Usefulness of the Five forces

Porter’s five Forces study can offer useful information for three aspects of company planning including statical analysis, dynamical analysis and an analysis of a firms options.

Dynamical Analysis:

When used with a Pest analysis Porter’s five forces can also reveal future trends about the likely future attractiveness of the industry. When political, economical, social and technological changes are identified it allows firms to predict future trends in the market and there impact on the competitive forces in the market.

Statical Analysis:

The five Forces study helps evaluate the attractiveness of a market place. It offers insights on profitability. As a result, it supports a firms evaluation about entry to or exit from an industry. It also allows a firm to judge the effect of competitive forces on there business

Analysis of Options:

When equipped with this knowledge businesses can use this information to there advantage by influencing these forces in such a way that it increase the effectiveness of there own competitive strategy. It can help a firm identify the potential success of there current competitive strategy and help identify changes that may have to be made.

Limitations of the five forces Model

According to ( ) Porter’s model of Five Forces main weakness results from the historical perspective in which it was formed.

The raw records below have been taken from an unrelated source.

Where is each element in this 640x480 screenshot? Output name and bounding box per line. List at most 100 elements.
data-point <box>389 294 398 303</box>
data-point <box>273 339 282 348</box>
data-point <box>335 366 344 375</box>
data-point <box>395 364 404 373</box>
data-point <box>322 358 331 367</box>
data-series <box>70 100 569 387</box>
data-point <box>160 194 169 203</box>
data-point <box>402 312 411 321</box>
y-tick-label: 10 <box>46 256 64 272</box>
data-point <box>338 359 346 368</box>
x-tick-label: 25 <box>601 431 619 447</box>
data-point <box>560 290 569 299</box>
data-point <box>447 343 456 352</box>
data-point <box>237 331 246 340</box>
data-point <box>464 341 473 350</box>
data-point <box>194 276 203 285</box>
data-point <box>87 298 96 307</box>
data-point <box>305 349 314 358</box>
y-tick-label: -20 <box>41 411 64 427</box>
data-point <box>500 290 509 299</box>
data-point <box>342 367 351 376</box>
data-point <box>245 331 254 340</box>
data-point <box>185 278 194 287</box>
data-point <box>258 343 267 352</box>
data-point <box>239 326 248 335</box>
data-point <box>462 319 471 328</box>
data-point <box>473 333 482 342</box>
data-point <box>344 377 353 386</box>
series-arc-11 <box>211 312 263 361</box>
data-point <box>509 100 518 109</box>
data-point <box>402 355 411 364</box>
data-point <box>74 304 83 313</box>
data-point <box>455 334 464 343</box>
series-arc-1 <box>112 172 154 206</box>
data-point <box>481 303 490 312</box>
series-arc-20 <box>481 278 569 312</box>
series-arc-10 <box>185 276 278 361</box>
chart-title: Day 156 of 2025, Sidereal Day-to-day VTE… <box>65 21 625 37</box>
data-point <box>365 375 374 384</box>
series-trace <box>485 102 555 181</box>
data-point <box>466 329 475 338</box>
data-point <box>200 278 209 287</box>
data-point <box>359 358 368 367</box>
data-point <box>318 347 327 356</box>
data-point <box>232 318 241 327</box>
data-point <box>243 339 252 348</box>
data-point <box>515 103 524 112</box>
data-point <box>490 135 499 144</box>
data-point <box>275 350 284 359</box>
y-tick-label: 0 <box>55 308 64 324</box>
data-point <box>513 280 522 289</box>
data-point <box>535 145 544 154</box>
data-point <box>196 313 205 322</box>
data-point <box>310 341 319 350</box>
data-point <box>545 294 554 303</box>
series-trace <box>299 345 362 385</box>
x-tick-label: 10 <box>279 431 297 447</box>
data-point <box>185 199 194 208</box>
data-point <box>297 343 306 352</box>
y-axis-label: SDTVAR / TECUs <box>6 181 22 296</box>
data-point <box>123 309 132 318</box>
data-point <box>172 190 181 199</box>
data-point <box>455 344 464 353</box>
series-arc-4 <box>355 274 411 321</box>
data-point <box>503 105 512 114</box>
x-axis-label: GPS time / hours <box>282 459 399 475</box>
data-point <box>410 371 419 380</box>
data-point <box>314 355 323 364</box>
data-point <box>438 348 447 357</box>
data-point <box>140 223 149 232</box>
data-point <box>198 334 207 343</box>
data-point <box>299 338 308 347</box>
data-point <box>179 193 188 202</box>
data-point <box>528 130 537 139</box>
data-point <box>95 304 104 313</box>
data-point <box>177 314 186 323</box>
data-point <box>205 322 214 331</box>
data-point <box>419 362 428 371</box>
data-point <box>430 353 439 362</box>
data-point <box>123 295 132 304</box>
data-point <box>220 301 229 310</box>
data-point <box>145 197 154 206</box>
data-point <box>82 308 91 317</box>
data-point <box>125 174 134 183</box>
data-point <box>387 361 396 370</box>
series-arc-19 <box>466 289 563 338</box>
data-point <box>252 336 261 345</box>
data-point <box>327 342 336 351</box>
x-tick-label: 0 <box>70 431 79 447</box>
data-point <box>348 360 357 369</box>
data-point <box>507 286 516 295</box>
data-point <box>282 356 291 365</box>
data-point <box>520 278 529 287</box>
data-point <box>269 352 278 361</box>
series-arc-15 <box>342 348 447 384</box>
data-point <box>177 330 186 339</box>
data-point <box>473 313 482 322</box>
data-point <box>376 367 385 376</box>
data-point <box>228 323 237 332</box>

In the early eighties, cyclical growth characterized the global economy. Thus, primary corporate objectives consisted of profitability and survival. A major prerequisite for achieving these objectives has been optimization of strategy in relation to the external environment. At that time, development in most industries has been fairly stable and predictable, compared with today’s dynamics.

In general, the meaningfulness of this model is reduced by the following factors:

* In the economic sense, the model assumes a classic perfect market. The more an industry is regulated, the less meaningful insights the model can deliver.

* The model is best applicable for analysis of simple market structures. A comprehensive description and analysis of all five forces gets very difficult in complex industries with multiple interrelations, product groups, by-products and segments. A too narrow focus on particular segments of such industries, however, bears the risk of missing important elements.

* The model assumes relatively static market structures. This is hardly the case in today’s dynamic markets. Technological breakthroughs and dynamic market entrants from start-ups or other industries may completely change business models, entry barriers and relationships along the supply chain within short times. The Five Forces model may have some use for later analysis of the new situation; but it will hardly provide much meaningful advice for preventive actions.

* The model is based on the idea of competition. It assumes that companies try to achieve competitive advantages over other players in the markets as well as over suppliers or customers. With this focus, it dos not really take into consideration strategies like strategic alliances, electronic linking of information systems of all companies along a value chain, virtual enterprise-networks or others.